None of that is to say that a positive outlook is something of NO merit. It does have a lot of utility. There are a range of studies that show how it influences perception and how one is perceived. You can get more with a smile and a handshake than without one. Physically, a positive attitude taps into the same psychological conditions that lead to things like the placebo effect, hormonal balance and aids all kind of things like digestion and oxygen intake. It's a real thing. It's just not the end all, be all of human existence, and like moderation itself, must be taken in moderation. The guilt of failure that Nightingale puts on people is the dark side of his superlative use of language, and the zeal with which he presents his convictions. The sense of entitlement of those who have economic advantages and who justify themselves based on things that they never put effort into, were gained by chance, or even acquired unethically are all justified by the language of Nightingale's ideas. And what's worse, he doesn't just fail to acknowledge that they exist, he insists that they do not. "You are what you think about." All trouble is temporary or a blessing in disguise. In the long run, that lends itself to the most tragic kind of failure and collapse—the kind that we all must face as part of our fundamental humanity, and is incredibly vulnerable because the fragility of the logic means emotionally his ideas are even more delicate and, thus, easily shattered. To embrace optimism to the degree that Nightingale insists isn't just an impossible standard, it is to live in a desperately delusional world of denial that is always on the brink of despair. That doesn't sound like much of a route to success to me.

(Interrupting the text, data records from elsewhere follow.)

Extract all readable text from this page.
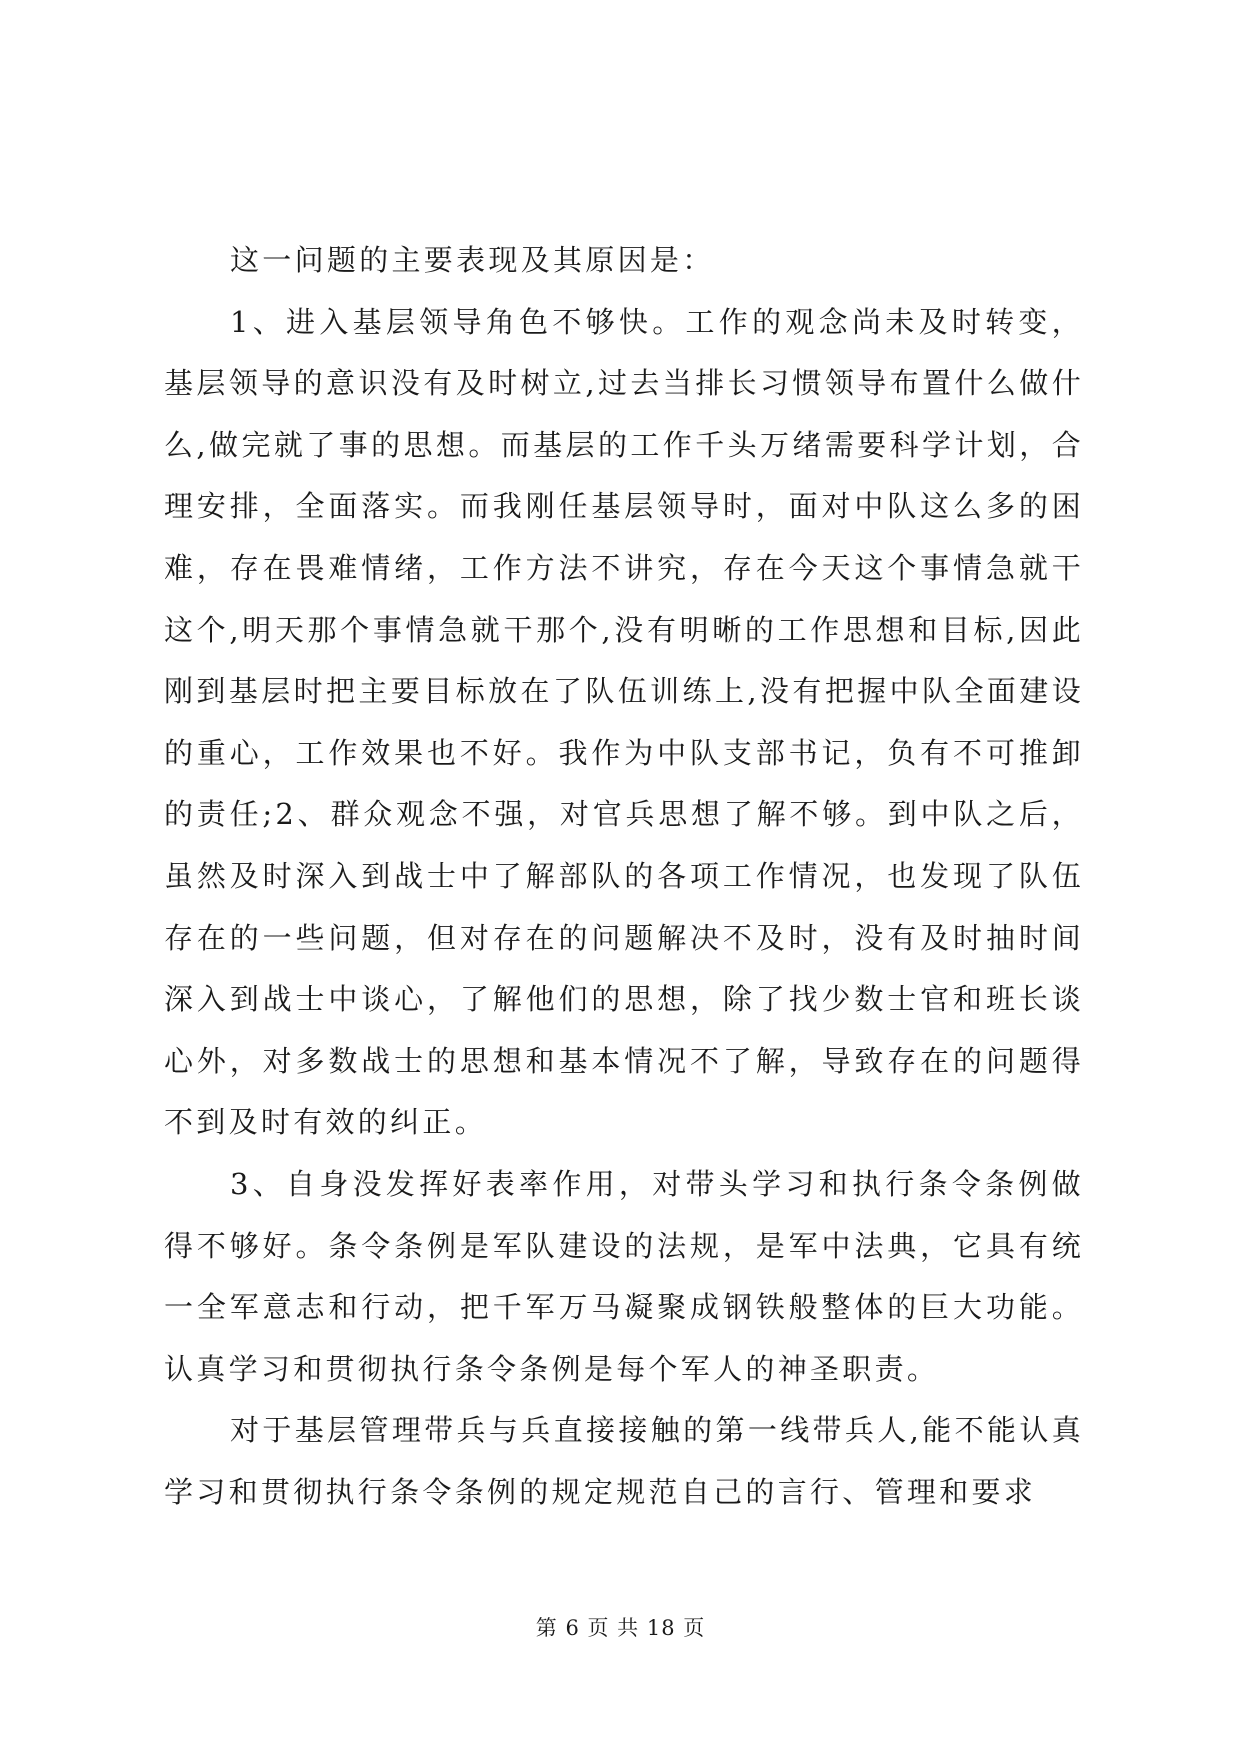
这一问题的主要表现及其原因是：

1、进入基层领导角色不够快。工作的观念尚未及时转变，基层领导的意识没有及时树立,过去当排长习惯领导布置什么做什么,做完就了事的思想。而基层的工作千头万绪需要科学计划，合理安排，全面落实。而我刚任基层领导时，面对中队这么多的困难，存在畏难情绪，工作方法不讲究，存在今天这个事情急就干这个,明天那个事情急就干那个,没有明晰的工作思想和目标,因此刚到基层时把主要目标放在了队伍训练上,没有把握中队全面建设的重心，工作效果也不好。我作为中队支部书记，负有不可推卸的责任;2、群众观念不强，对官兵思想了解不够。到中队之后，虽然及时深入到战士中了解部队的各项工作情况，也发现了队伍存在的一些问题，但对存在的问题解决不及时，没有及时抽时间深入到战士中谈心，了解他们的思想，除了找少数士官和班长谈心外，对多数战士的思想和基本情况不了解，导致存在的问题得不到及时有效的纠正。

3、自身没发挥好表率作用，对带头学习和执行条令条例做得不够好。条令条例是军队建设的法规，是军中法典，它具有统一全军意志和行动，把千军万马凝聚成钢铁般整体的巨大功能。认真学习和贯彻执行条令条例是每个军人的神圣职责。

对于基层管理带兵与兵直接接触的第一线带兵人,能不能认真学习和贯彻执行条令条例的规定规范自己的言行、管理和要求

第 6 页 共 18 页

There were definitely some insights here regarding goal setting and positive thinking. The fact that each chapter is short made this a good read to sneak into moments throughout the day and finish quickly. I enjoyed the first half of the book more than the last half, as much of it was geared more towards sales and business and I am not involved with either. A good read though.
One of the best books in this genre that I've read. All content is valuable and to the point. Very dense with wisdom and practical methods as well as very motivating. Love it!
Op basis van de titel verwachte ik zo'n onrealistisch 'amerikaans' positive thinking boek die ik na 1 blz. weer weg zou leggen. Maar in plaats daarvan vond ik het interessant en inspirerend .
One of the masters of teaching the importance of positive thinking that influenced countless authors after him. "We become what we think about" is the big message as well as "Focus on the most important clearly defined goal". One goal at the time only. Make a conscious decision and stick with it until it is realised. If you need a motivational start over, this book is definitely a good read.
The desire to success is in your hands. Follow the steps in the book on goal setting is a great start. Act as if you have reached your goals. A must read to Change your Life
very well written, it's inspiration, and motivational so I highly recommend. Teaches you how to start looking to the future and live the American dream, enjoy , I did.